The program dollar amount shrank in accordance with the deficit reduction measures implemented by the various federal governments during the decade of the 1990’s. It was solely the straitened financial circumstances of the government that caused this diminution of the program funding. It was not reduced because efficiencies were found, or the need for funding was lessened.
The need for funds has, in fact, increased. As a result of various deregulation initiatives, market forces play a greater role today as the means for consumer protection. However, this has also meant that problems of market failure are more critical and frequently difficult to address without adequate empirical support. In the result, the problems of enabling access by ordinary consumers to the benefits of newly competitive markets have occupied considerable organizational resources and time by a dwindling number of consumer groups.

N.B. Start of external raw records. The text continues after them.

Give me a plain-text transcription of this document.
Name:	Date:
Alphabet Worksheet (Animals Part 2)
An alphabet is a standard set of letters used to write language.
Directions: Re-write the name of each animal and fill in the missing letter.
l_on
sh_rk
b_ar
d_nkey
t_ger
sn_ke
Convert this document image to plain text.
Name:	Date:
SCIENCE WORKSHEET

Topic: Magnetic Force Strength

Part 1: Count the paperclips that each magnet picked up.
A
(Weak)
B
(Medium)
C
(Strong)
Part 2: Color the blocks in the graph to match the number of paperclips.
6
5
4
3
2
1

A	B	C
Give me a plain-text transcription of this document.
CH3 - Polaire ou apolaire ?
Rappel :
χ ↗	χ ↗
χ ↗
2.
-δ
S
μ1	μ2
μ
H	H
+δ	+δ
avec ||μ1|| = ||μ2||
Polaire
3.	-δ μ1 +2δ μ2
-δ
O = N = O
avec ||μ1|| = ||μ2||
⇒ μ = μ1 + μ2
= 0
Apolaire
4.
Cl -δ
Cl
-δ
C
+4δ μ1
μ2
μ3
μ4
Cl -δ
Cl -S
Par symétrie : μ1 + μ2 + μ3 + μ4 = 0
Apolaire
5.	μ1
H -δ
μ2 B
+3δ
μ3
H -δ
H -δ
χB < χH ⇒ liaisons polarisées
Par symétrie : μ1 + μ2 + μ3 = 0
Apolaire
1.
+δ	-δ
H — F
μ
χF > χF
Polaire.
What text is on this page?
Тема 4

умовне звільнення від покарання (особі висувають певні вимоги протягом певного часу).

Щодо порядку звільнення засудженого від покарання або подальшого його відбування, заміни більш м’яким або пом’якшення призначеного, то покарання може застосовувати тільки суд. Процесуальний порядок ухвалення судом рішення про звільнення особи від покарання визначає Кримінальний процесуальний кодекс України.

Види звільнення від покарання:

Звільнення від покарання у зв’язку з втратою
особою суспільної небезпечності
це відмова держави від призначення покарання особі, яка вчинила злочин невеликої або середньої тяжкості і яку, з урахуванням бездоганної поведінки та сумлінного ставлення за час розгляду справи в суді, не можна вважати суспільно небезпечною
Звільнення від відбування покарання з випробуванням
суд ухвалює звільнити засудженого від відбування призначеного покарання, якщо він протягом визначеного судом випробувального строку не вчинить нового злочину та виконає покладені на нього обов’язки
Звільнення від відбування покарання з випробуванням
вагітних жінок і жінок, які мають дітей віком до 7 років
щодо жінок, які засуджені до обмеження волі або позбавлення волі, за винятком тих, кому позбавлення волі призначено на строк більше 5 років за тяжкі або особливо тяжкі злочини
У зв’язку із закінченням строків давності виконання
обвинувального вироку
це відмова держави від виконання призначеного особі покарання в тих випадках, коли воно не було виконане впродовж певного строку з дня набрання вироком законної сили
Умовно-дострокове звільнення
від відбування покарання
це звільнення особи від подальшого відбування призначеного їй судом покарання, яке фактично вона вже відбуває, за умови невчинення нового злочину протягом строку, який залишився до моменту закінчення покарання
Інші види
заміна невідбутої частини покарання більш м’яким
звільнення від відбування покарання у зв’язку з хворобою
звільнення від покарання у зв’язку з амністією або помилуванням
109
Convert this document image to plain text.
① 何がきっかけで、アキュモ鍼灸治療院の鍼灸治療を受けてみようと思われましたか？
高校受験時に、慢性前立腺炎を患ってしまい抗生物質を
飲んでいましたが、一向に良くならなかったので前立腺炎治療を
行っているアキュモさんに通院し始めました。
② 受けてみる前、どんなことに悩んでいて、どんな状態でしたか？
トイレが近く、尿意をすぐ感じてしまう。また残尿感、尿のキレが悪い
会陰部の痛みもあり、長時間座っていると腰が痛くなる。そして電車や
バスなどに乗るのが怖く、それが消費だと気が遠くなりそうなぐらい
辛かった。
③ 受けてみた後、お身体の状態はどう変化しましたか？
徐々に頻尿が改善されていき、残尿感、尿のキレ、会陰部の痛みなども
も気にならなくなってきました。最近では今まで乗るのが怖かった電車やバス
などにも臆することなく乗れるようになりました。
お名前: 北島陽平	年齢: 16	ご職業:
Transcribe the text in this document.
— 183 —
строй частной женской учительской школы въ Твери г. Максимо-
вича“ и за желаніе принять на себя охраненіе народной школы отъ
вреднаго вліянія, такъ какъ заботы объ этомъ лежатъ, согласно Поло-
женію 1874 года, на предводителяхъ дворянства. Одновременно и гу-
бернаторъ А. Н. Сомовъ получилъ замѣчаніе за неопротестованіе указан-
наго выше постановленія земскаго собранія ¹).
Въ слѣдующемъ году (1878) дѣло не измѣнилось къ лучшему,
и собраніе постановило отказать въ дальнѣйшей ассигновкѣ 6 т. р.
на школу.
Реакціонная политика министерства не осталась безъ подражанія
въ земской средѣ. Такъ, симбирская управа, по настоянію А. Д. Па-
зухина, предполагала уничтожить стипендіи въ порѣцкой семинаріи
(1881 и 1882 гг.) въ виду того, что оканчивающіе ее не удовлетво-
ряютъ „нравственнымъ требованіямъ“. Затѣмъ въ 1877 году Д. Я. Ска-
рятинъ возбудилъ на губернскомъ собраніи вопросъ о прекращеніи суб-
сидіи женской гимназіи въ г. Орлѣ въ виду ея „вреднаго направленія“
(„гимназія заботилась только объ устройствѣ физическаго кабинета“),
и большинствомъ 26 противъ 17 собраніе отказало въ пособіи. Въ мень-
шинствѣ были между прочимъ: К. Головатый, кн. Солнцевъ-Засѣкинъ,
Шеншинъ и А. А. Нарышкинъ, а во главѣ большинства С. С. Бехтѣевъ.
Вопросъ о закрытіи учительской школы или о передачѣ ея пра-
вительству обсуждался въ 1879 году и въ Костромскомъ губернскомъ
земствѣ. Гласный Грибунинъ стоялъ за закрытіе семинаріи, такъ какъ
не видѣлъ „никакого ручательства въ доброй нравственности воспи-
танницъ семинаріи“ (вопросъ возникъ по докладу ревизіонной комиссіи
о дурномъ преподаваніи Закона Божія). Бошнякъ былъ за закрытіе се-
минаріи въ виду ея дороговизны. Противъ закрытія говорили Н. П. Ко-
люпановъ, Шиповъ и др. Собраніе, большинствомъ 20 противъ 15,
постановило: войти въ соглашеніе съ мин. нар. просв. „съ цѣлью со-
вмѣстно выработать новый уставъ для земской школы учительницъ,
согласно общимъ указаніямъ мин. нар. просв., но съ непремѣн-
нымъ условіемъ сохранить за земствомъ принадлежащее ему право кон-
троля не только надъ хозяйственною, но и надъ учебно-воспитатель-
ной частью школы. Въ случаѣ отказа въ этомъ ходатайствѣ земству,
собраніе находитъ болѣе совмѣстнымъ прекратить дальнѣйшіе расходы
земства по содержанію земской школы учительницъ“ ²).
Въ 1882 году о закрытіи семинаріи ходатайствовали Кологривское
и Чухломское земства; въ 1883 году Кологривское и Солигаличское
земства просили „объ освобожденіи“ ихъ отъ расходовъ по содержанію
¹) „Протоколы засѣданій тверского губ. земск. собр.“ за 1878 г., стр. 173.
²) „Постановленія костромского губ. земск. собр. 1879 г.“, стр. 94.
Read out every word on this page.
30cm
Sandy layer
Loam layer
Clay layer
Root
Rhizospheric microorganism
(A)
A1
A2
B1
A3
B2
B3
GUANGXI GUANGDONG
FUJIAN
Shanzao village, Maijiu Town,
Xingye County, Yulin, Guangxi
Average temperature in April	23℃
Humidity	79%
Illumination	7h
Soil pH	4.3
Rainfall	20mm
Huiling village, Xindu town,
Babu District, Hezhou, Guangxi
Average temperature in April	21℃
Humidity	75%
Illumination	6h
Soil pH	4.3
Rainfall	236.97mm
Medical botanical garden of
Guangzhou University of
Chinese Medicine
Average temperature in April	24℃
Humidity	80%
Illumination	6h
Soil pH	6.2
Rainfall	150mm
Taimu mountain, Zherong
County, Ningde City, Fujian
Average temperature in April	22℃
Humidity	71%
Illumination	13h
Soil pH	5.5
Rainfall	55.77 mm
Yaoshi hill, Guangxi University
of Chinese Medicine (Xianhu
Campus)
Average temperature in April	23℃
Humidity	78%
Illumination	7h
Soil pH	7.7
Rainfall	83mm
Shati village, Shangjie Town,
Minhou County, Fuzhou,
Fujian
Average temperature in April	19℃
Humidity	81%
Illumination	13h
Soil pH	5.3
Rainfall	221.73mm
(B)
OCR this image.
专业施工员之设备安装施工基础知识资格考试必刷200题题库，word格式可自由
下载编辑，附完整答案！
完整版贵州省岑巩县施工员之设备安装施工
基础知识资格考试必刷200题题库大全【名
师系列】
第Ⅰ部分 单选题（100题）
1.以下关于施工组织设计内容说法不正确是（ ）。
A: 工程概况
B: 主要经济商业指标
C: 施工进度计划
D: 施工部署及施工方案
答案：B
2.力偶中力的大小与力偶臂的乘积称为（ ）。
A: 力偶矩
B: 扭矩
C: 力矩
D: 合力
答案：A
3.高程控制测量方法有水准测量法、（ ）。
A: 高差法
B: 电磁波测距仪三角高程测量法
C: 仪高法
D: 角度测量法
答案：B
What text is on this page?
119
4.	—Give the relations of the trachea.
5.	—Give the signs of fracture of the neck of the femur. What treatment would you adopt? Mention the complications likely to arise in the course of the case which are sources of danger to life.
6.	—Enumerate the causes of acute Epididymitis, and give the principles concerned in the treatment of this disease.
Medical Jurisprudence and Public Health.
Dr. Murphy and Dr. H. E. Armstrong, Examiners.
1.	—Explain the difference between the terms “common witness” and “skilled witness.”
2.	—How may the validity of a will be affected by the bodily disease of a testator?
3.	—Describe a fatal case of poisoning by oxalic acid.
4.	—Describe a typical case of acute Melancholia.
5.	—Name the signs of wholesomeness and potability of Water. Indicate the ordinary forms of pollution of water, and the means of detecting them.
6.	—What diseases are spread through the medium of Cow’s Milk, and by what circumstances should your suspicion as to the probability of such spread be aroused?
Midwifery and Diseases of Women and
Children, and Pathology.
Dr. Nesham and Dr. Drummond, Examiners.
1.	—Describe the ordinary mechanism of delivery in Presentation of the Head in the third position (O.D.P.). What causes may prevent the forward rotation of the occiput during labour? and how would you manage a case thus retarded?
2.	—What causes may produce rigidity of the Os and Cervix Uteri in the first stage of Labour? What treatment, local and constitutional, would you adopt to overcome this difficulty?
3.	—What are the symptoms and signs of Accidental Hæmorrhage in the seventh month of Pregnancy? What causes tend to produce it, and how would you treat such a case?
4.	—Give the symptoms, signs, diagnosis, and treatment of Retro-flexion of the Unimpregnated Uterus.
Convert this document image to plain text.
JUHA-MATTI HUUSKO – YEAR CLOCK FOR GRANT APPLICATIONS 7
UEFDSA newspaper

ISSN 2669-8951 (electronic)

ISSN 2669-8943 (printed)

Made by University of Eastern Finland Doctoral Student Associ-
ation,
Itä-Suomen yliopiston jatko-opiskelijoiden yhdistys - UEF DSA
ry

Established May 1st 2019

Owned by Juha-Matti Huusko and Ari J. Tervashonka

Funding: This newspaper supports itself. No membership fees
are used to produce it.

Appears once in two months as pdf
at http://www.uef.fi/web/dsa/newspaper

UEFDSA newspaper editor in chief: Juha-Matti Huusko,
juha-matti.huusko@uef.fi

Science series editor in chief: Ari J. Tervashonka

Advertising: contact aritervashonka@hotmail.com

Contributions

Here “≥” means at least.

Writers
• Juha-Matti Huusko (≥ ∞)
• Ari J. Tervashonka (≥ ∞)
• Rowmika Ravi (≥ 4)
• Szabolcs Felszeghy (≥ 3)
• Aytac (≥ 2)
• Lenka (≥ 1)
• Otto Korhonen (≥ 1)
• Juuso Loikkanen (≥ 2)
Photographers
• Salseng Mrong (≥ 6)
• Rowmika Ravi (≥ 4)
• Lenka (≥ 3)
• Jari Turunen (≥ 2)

In addition, governments consistently require the policy advice and assistance from non-commercial interests to assist them in formulating appropriate policy to meet changing public expectations. Examples of such requirements for such input abound in federal initiatives concerning privacy, electronic commerce, competition law, airlines and financial services, where effective policymaking cannot take place without an informed and engaged consumer presence. The blunt fact is that the federal government cannot continue to expect a contribution from the consumer interest sector towards issues of public and governmental concern when it is funded with less than 40% of the resources (in 1999 dollars) than it received in 1984.
I know that we do not have to repeat the litany of good work and assistance that groups and organizations funded by the Grants and Contributions have rendered to Industry Canada in the past with the assistance of this program. As you may be aware, there is also considerable work and assistance that is provided without actual funding through this program. There is little likelihood that any organization will be able to maintain the expertise to successfully execute project grants or to render unfunded assistance unless there is a major boost to consumer group funding.
We have all heard the floodgates response which is front-line defense the government is currently offering for all new requests for funding. We recognize that the government must hold the line to ensure that the improving financial condition of the government does not become a reason, in itself, for undue largesse.
However, in this case, the Grants and Contributions Program is a cost effective investment in making markets and the policies associated with markets work better.
There are few larger concerns for Industry Canada and the government. We hope that the importance of this program will accordingly be recognized with a substantial increase in funding in next year’s budget.